Over the past few years, it would seem that nearly every technology company has moved existing products around to jump on the BYOD bandwagon, or they have launched a new solution so their employees can Bring Your Own Devices to work. And why wouldn’t they? It’s a huge trend that isn’t going away anytime soon. In a survey sponsored by MokaFive that had 335 respondents, 88% of these people said that their organizations offered some type or BYOD, whether it was sanctioned or not. And that, of course, raises the dual questions of security and privacy.
People in the IT camp would rather see more security, which is what the current BYOD programs offer. On the other hand, though, they don’t offer much privacy. 77% of respondents described their feelings about Mobile Device Management in strong negative words, some even calling it “too intrusive.” And BYOD can also enable insecure use of cloud services. About two-thirds of those in the survey replied that either they or their organizations used sub-par cloud services like Box to store data. This practice and others like it, might put corporate data at risk.
Clearly, in order for BYOD to remain in the corporate biosphere for the long-term, practical solutions will have to be found that protect corporate networks and data, while at the same time not subverting users’ privacy. The exceptional usability of modern tablets and smartphones will also have to remain untouched as well.
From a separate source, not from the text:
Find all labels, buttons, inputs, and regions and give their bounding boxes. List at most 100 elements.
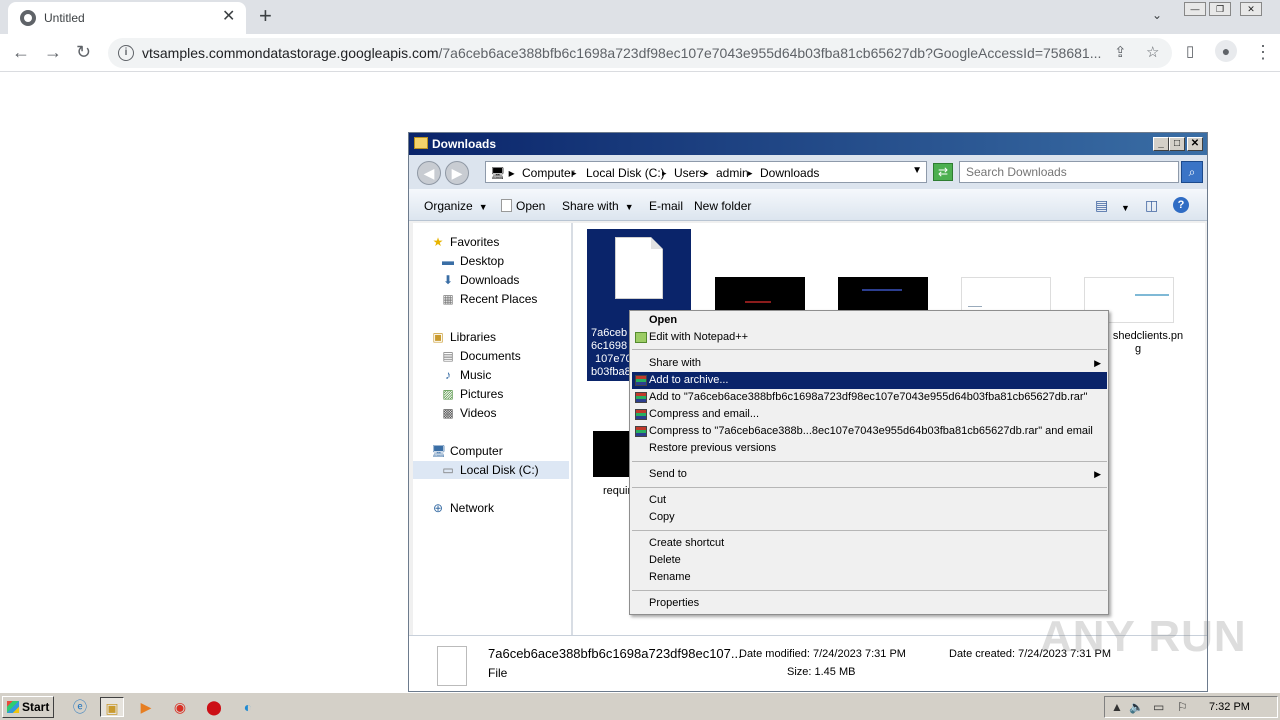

From the user’s viewpoint, they can use a device they’re familiar with, their device of choice, as well as the convenience factor: Getting to use the same device for both work and personal tasks. Yet for the IT manager, this practice can open the corporate network to some serious risks. Although many technology outfits are assisting those IT managers deal with the management and security issues that stem from allowing enterprise access from mobile devices that they don’t happen to own, it’s not enough. The zeitgeist of this first generation is one of exchange. The employee gets choice and convenience; in exchange they have to accept that their personal device will now be controlled by their employer — at least to some extent.
In fact, a current installation of typical EMDM software (Enterprise Mobile Device Management) states that “Installing this profile will allow the administrator to remotely manage your iPhone. The administrator may collect personal data, lists of apps, add/remove accounts and restrictions, and remotely erase data on your iPhone.”
If that’s not a serious hit to privacy, I don’t know what is. Users are starting to be concerned about what this sort of thing means for their personal privacy. A recent Harris Interactive survey, which was sponsored by Fiberlink looked at nearly 2,500 US employees. It found that almost 80% of them were worried about employers looking at private information on their personal devices, including websites they visited, applications they’d downloaded, or places they’d been.
Certainly nobody would deny the need to secure enterprise data in the era of BYOD, yet this has to not come at the expense of employee privacy, lest IT managers find employees refusing IT control or BYOD as a whole. Technology enterprises can address both of these needs by making the privacy of their employees part of their core BYOD value propositions, but also because it makes good business sense.
In order to address the BYOD issue, many of the large players in the mobile industry are thinking about how to make the next generation of mobile devices “Enterprise Ready” right out of the box. This describes a device that has a dual identity, or one that runs two separate operating systems. One would be for their work device, and the other for their personal device. Although it’s still the same device, physically speaking, the IT manager can no longer see the employee’s personal device, as it’s a different logical device.